«Gli americani? Sono razzisti Un presidente nero non basta»

L’americanista Bergamini: afroamericani ancora cittadini di serie B. «Attese eccessive su Obama. L’Italia più tollerante degli Stati Uniti»

A 50 anni dalla marcia di Selma per i diritti civili di Martin Luther King, gli afroamericani sono ancora vittime di razzismo. Da quello storico corteo in Alabama per il diritto al voto alla uccisione del diciottenne Micheal Brown per mano di un agente di polizia nel Missouri è passato mezzo secolo ma oggi come allora l’America si scopre ancora intollerante nei confronti di chi ha la pelle nera. Un amaro risveglio per la comunità internazionale che, dopo l’elezione del primo presidente afroamericano, Barack Obama, ha eletto gli Stati Uniti patria dei diritti umani e civili.
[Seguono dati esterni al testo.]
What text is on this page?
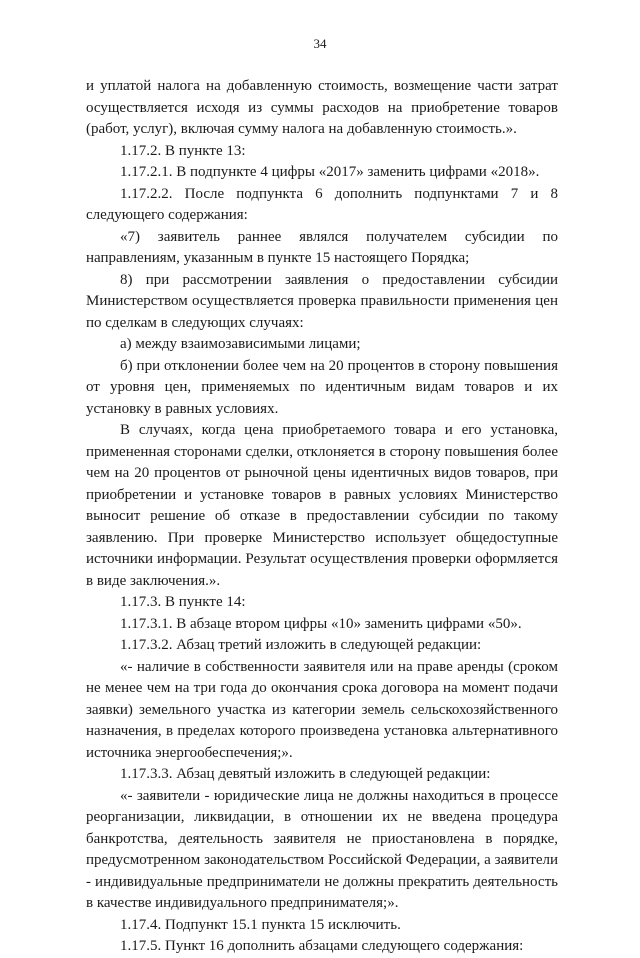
34

и уплатой налога на добавленную стоимость, возмещение части затрат осуществляется исходя из суммы расходов на приобретение товаров (работ, услуг), включая сумму налога на добавленную стоимость.».

1.17.2. В пункте 13:

1.17.2.1. В подпункте 4 цифры «2017» заменить цифрами «2018».

1.17.2.2. После подпункта 6 дополнить подпунктами 7 и 8 следующего содержания:

«7) заявитель раннее являлся получателем субсидии по направлениям, указанным в пункте 15 настоящего Порядка;

8) при рассмотрении заявления о предоставлении субсидии Министерством осуществляется проверка правильности применения цен по сделкам в следующих случаях:

а) между взаимозависимыми лицами;

б) при отклонении более чем на 20 процентов в сторону повышения от уровня цен, применяемых по идентичным видам товаров и их установку в равных условиях.

В случаях, когда цена приобретаемого товара и его установка, примененная сторонами сделки, отклоняется в сторону повышения более чем на 20 процентов от рыночной цены идентичных видов товаров, при приобретении и установке товаров в равных условиях Министерство выносит решение об отказе в предоставлении субсидии по такому заявлению. При проверке Министерство использует общедоступные источники информации. Результат осуществления проверки оформляется в виде заключения.».

1.17.3. В пункте 14:

1.17.3.1. В абзаце втором цифры «10» заменить цифрами «50».

1.17.3.2. Абзац третий изложить в следующей редакции:

«- наличие в собственности заявителя или на праве аренды (сроком не менее чем на три года до окончания срока договора на момент подачи заявки) земельного участка из категории земель сельскохозяйственного назначения, в пределах которого произведена установка альтернативного источника энергообеспечения;».

1.17.3.3. Абзац девятый изложить в следующей редакции:

«- заявители - юридические лица не должны находиться в процессе реорганизации, ликвидации, в отношении их не введена процедура банкротства, деятельность заявителя не приостановлена в порядке, предусмотренном законодательством Российской Федерации, а заявители - индивидуальные предприниматели не должны прекратить деятельность в качестве индивидуального предпринимателя;».

1.17.4. Подпункт 15.1 пункта 15 исключить.

1.17.5. Пункт 16 дополнить абзацами следующего содержания:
«Gli afroamericani sono ancora considerati cittadini di serie B, non solo per il colore della pelle ma anche per una serie di fattori sociali come l’appartenenza di classe, la condizione di status economico, di istruzione, dei quartieri in cui vivono», spiega Oliviero Bergamini, capodesk della redazione Esteri del Tg1 Rai e docente di Storia del giornalismo all’Università degli studi Bergamo, autore per Laterza di diversi libri sugli Stati Uniti («Storia degli Stati Uniti» e il più recente «Da Wall Street a Big Sur: un viaggio in America» che attraversa anche il Missouri).

«Ci sono delle ragioni storiche per questa situazione – spiega Bergamini –: i neri sono stati deportati negli Stati Uniti come schiavi, non sono emigrati in libertà e la loro storia è una storia di segregazione e sfruttamento durata almeno tre secoli dal ’600 alla metà degli Anni Cinquanta. Un percorso di uguaglianza nei diritti tra bianchi e neri, quindi, è stato sancito a livello legislativo in tempi relativamente recenti e stenta ad affermarsi nella vita di tutti i giorni con forti differenze tra i vari Stati».
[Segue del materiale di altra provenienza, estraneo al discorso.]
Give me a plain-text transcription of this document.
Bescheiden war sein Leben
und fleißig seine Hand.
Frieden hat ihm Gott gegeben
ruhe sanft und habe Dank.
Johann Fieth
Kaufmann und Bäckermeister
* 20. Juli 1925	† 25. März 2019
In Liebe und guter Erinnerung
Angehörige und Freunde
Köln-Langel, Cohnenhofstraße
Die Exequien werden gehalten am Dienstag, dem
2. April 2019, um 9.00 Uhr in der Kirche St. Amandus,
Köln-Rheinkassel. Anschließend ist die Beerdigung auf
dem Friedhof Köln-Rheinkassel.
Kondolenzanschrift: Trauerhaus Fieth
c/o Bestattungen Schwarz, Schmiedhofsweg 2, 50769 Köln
A fare la differenza tra bianchi e neri non è solo il colore della pelle, ma più di tutto la differenza di condizioni socio economiche: «Il patrimonio medio di un nero è dieci volte inferiore a quello di un bianco – spiega il giornalista – e un giovane afroamericano su nove tra i 20 e i 35 anni ha più probabilità di finire in prigione che all’università. La comunità nera vive isolata nei ghetti delle periferie. Ci sono poi forti differenze nell’integrazione tra chi vive in Alabama e chi a New York. I giovani però sono più integrati e la demografia gioca a favore di un nuovo equilibrio».

Un terribile risveglio quello dei fatti di Ferguson per la comunità internazionale che ha sempre guardato agli Stati Uniti come a una madre accogliente nei confronti di popoli di tutte le nazionalità soprattutto dopo l’elezione del primo presidente afroamericano. «L’elezione di Obama – spiega Bergamini – ha avuto un grande valore simbolico ma nei fatti le condizioni dei neri sono peggiorate a causa della crisi economica. Barack Obama non ha varato leggi ad hoc per i neri ma alcune riforme,

come quella del sistema sanitario, hanno avvantaggiato le fasce più deboli e quindi i neri. Obama si è sempre presentato come un leader moderato, di tutti gli americani, non solo dei neri o delle minoranze. Nei suoi confronti c’erano attese eccessive e anche se ha fatto molto in materia di diritti, come nel caso della denuncia delle torture della Cia durante il governo Bush, il sistema si è dimostrato più resistente al cambiamento di quanto egli stesso potesse immaginare». «Come negli Stati Uniti anche in Europa e in Italia – conclude Bergamini – il motore dell’integrazione è la crescita economica: quando rallenta tutto diventa più difficile. In ogni caso ho l’impressione che l’Italia possa considerarsi poco razzista rispetto agli Stati Uniti e debba cercare un proprio modello di integrazione».